On the Host with Universal Forwarder installed (deployed to UF from deployment server /opt/splunk/etc/deployment-apps/):
inputs.conf
[monitor://C:\temp\acct_*.csv]
index=department_index
sourcetype=sql_report_acct
crcSalt = <SOURCE>
disabled = 0
Props and Transforms (Located on deployment server in /opt/splunk/etc/master-apps/_cluster/local. Confirmed deployed to all 3 indexers /opt/splunk/etc/slave-apps/_cluster/local):
props.conf
[sql_report_acct]
BREAK_ONLY_BEFORE_DATE=null
CHARSET=UTF-8
INDEXED_EXTRACTIONS=csv
KV_MODE=none
LINE_BREAKER=([\r\n]+)
NO_BINARY_CHECK=true
SHOULD_LINEMERGE=false
TIME_FORMAT=%Y-%m-%d %H:%M:%S.%9N
TIME_PREFIX=^([^,]*,){5}
category=Structured
description=sourcetype for my input
disabled=false
pulldown_type=true
REPORT-transforms_sql_report_acct = transforms_sql_report_acct
transforms.conf
[transforms_sql_report_acct]
DELIMS = ","
FIELDS = name, dpname, last_login, create_date, modify_date, Current_time
By my understanding timestamp recognition is processed during the data pipeline parsing phase on the indexers. Slave app local should also have the highest priority for configs so I am not quite sure what am I doing wrong here. How do I get the Current_time field recognized as _time? Thanks for your input!
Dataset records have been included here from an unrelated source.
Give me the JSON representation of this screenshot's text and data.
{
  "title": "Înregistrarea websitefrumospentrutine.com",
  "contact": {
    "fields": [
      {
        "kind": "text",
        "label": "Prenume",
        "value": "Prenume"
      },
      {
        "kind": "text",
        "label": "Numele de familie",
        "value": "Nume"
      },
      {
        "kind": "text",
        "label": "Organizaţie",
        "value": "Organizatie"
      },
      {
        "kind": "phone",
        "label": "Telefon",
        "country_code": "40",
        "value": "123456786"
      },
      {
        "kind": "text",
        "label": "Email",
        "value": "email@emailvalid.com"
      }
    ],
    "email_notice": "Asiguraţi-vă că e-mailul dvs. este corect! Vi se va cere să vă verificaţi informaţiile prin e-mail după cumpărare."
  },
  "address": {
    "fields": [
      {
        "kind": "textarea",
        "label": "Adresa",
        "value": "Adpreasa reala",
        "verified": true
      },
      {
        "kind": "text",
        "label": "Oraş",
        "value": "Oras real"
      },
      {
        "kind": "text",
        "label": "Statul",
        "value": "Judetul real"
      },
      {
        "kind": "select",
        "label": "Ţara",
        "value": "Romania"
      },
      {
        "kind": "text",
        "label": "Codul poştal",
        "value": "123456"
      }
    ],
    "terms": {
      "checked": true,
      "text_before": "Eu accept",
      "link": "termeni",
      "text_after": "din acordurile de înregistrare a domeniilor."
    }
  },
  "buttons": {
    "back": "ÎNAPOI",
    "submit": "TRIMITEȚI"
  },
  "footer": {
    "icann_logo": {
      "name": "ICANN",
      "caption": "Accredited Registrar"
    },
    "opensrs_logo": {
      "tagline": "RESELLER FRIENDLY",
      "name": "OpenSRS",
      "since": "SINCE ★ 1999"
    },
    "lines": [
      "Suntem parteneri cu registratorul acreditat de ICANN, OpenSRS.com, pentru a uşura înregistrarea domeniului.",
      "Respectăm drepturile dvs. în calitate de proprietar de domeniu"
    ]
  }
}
I overlooked that fact that you're dealing with structured data type (CSV files, IIS logs etc). The parsing of Structured data type happens at the Universal forwarder level. Look at below link which will give information on where Structured
Try to set the props.conf on Universal forwarder (along with your inputs.conf).
Give this a try for your props.conf entry:
[sql_report_acct]
SHOULD_LINEMERGE=false
LINE_BREAKER=([\r\n]+)
INDEXED_EXTRACTIONS=csv
KV_MODE=none
TIME_FORMAT=%Y-%m-%d %H:%M:%S.%9N
TIMESTAMP_FIELDS=Current_time
Thank you! Got a moment to try this out. Replaced props.conf as follows and distributed it:
[sql_report_acct]
description=sourcetype for my input
SHOULD_LINEMERGE=false
LINE_BREAKER=([\r\n]+)
INDEXED_EXTRACTIONS=csv
KV_MODE=none
TIME_FORMAT=%Y-%m-%d %H:%M:%S.%9N
TIMESTAMP_FIELDS=Current_time
REPORT-transforms_sql_report_acct = transforms_sql_report_acct
It is still attempting to use the create_date column as _time.
The CSV contains 2 instances where the create_date is much older (2003-04-08 09:10:42.287000000). Splunk is ingesting it as _time with the current date and year (4/1/22 9:10:42.287 AM). Looks like this is being done by the MAX_DAYS_AGO default.
I overlooked that fact that you're dealing with structured data type (CSV files, IIS logs etc). The parsing of Structured data type happens at the Universal forwarder level. Look at below link which will give information on where Structured
Try to set the props.conf on Universal forwarder (along with your inputs.conf).
Success!
The following steps got this working 100% -
Props and transforms were placed on the host with the UF. We also redid the query that generates the CSV to have the Custom_time field as the first column instead of the last.
I had no idea that CSVs need to be parsed before reaching the indexers. Great find.